024-1.
Ce matin, Jukin se vole à main armée.


La porte de sa chambre claqua. Il se réveilla en sursaut et aperçu l’heure avant d’être bâillonné. 8h50. Dix minutes avant que son réveil ne sonne. Deux hommes le ligotèrent et le transportèrent, tandis qu’un troisième ouvrait et fermait les portes. Il avait aussi à charge l’observation, afin qu’ils restent totalement furtif. Le jour pointait à peine, mais quand ils l’emmenèrent à l’extérieur, Jukin put apercevoir leurs tenues militaires, à la faible lueur du soleil encore bleu, avant d’être jeté à l’arrière d’une camionnette sombre.
Le voyage fût pénible, car sa position, les mains attachées dans le dos, était très inconfortable. Son épaule droite se meurtrissait contre les reliefs métalliques du plancher, à chaque à-coup du véhicule. Quand les virages étaient serrés à gauche, ses mains s’écrasaient contre la paroi à cause de son propre poids. De plus, un massif fusil mitrailleur pointé entre les deux yeux, persuadait le train du sommeil de ne pas faire arrêt à la station Jukin. Il ne put même pas somnoler.
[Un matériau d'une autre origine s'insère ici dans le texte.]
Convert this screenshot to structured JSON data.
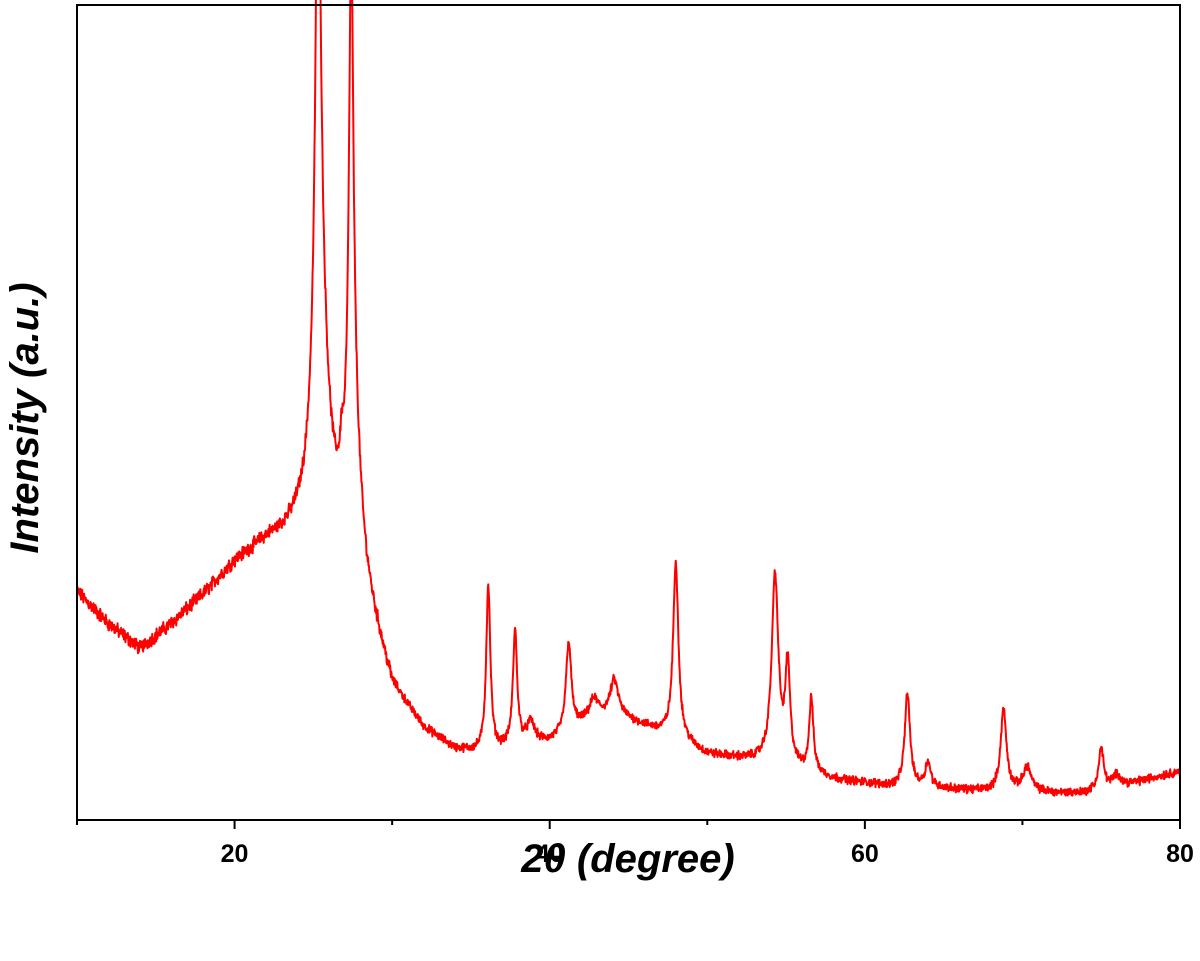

Enfin arrivés, les soldats le tirèrent dans un cachot, aussi brutalement que dans l’estafette. Le lieu était parfaitement humide, sentant la mousse à plein nez. Cette odeur forestière était agréable en elle-même. Mais dans un lieu clos, elle renvoyait sans cesse à la privation de liberté. Etait-ce là une manœuvre pour affaiblir la volonté des prisonniers ? Il n’aurait pu l’affirmer. Cependant, les conditions drastiques de sa détention, à savoir un lit constitué de deux feuilles de carton moisi empilées pour tout meuble, étaient clairement un moyen de réduire tout bonhomme en masse gluante aisément manipulable.
Il eut ainsi tout le loisir de se demander ce qu’il avait bien pu faire. Dans son passé, qu’est ce qui allait à l’encontre de l’armée et des intérêts du gouvernement ? Même en réfléchissant à certains évènements troubles de son passé, il estimait son enlèvement hors de propos. Il aurait pu être simplement inculpé et écroué. Alors pourquoi ce kidnapping secret ? Jukin avait beau retourner le problème dans tous les sens, un élément lui échappait
Sans fenêtre à sa cellule, il put difficilement estimer le temps de sa captivité. Elle lui parut interminable. Son horloge biologique n’avait plus aucun repère et tournait à vide. Il eut l’impression de dormir beaucoup, mais les rares temps de veille étaient un supplice. On lui apportait à manger parfois. Il soupçonnait tout de même que les horaires étaient volontairement chaotiques pour le déstabiliser d’avantage, s’il était nécessaire.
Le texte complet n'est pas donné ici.